Niche’s only problem is the seating arrangement. There’s just one communal table that fits 15 people at max capacity. So eating here kind of feels like Thanksgiving dinner in the suburbs, or the Last Supper if a few Apostles brought plus ones. At dinner on an early weeknight when the table isn’t jam-packed yet, the shared-space concept is charming, as is the fact that the chef is casually chatting on his cellphone while he cooks. But when it’s busy, things start feeling a little more like if the MTA tried to give out noodle bowls and glasses of orange wine during rush hour at Union Square. The waits can be anywhere from half an hour to an hour, and if you’re sitting in the corner seat by the door, you’ll probably get elbowed in the side as people come in and out to put their names in.
Even if you’re a broth person, you should make it a point to try Niche’s mazémen. Bring a friend who doesn’t overvalue their personal space, or just stop by for a great solo meal. You can save your soup reflection moments for your bathroom mirror. Your eyebrows look amazing, anyway.

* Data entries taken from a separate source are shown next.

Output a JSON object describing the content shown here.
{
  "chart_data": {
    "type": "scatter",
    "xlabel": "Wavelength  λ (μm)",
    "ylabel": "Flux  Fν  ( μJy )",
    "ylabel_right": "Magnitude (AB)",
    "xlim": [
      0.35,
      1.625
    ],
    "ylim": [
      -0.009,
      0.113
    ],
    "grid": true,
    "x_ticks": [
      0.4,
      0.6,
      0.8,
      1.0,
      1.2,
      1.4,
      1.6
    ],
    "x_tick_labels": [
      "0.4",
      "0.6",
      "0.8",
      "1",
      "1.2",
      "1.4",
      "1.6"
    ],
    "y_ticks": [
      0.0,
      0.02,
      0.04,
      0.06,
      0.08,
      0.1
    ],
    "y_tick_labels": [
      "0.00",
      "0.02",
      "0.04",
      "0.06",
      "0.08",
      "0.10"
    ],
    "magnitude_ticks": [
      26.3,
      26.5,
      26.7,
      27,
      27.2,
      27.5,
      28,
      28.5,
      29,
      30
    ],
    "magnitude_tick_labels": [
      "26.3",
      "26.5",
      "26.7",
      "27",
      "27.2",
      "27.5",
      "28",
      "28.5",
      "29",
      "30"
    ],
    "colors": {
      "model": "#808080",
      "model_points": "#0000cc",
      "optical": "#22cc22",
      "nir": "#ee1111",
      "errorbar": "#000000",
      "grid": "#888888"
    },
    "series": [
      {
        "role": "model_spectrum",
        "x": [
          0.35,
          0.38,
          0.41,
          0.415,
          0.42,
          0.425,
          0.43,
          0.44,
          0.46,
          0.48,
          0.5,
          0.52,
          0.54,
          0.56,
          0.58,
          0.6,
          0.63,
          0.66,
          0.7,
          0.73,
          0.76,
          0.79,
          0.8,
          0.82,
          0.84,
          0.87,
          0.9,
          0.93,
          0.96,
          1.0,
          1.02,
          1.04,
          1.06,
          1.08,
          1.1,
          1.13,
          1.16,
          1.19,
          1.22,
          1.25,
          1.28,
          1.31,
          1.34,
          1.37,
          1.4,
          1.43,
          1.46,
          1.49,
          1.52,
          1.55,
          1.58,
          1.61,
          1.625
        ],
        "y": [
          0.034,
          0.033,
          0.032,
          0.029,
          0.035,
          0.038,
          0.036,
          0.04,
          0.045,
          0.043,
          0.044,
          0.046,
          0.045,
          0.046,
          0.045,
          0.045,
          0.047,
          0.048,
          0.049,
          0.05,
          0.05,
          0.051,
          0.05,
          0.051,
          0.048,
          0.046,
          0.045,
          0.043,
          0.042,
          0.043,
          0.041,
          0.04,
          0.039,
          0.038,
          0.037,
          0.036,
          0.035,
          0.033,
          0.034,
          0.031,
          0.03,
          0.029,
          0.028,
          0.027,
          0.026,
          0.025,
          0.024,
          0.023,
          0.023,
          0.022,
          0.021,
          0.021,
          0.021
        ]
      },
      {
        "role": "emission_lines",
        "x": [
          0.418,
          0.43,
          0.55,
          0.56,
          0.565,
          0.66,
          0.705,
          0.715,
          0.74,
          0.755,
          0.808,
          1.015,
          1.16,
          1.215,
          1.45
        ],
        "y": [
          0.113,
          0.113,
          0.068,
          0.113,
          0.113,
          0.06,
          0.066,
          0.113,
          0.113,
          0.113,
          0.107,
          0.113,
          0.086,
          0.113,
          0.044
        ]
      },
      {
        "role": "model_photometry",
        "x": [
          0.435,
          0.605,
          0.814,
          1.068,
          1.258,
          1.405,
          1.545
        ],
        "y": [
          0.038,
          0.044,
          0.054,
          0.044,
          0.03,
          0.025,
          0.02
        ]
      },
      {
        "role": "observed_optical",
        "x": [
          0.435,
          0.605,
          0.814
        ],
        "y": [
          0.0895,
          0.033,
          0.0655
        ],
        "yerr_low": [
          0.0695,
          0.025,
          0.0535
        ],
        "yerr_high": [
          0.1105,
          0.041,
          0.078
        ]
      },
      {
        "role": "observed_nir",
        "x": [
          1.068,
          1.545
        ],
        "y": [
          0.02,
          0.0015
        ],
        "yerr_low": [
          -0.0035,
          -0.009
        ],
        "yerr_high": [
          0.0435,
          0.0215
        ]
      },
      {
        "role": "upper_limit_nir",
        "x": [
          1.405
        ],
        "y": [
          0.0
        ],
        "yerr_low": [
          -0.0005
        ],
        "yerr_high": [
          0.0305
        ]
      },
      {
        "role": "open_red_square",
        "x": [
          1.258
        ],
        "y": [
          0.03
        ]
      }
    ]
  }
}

Two crunchy little toasts, each with some lemony mayo, a butterflied sardine, chili oil, and crunchy pepper flakes on top. It’s creamy. It’s sour. It’s the kind of thing we’d like to see packed in a lunchbox in full-sandwich form.
If we showed you this picture without any context, you might think someone had dumped some fast food fries into a nice porcelain bowl. But these come with nori seasoning on top. Which only makes them more delicious than already-delicious McDonald’s fries.
We could easily take down two of these without any helpers. The dark stuff on top is yuzu kosho - a fermented chile and yuzu paste - and it’s crispy with a little kick.
This thinly sliced salmon is the kind of thing you’d find on a really good bagel. It’s also used in the Russ & Roe mazémen, but we prefer it on its own rather than mixed in with noodles. More on that later.
It’s a salty rich comfort food dream. A solo dinner aspiration. The thing you scarf down without stopping to wipe the sauce off your face. It’s the burger at the summer barbecue. It’s unmissable. Get it with bamboo and a poached egg.
This doesn’t look like anything special. But it is. There’s lots of cabbage, and a generous pile of clams in their shells. The sauce is the best thing about the dish, it’s light and fishy.
This one is sort of a play on carbonara - and you’ll probably try to recreate it at home (less successfully). There are hunks of bacon, and a peppery cheese sauce. It automatically comes with a poached egg on top, which makes it very creamy and hard to stop eating.
This bowl is the only purely vegetarian entree on the menu. It comes with simple mushrooms and broccoli, as well as a tomato-based sauce that’s not as spicy as we would have liked. Nothing a little chili oil can’t fix.
Sort of like any episode of This Is Us or a six-hour Phish concert, the Russ & Roe has too much of one feeling. The textures of the noodles and salmon are similarly soft, and it just doesn’t work as well as the other mazémen options.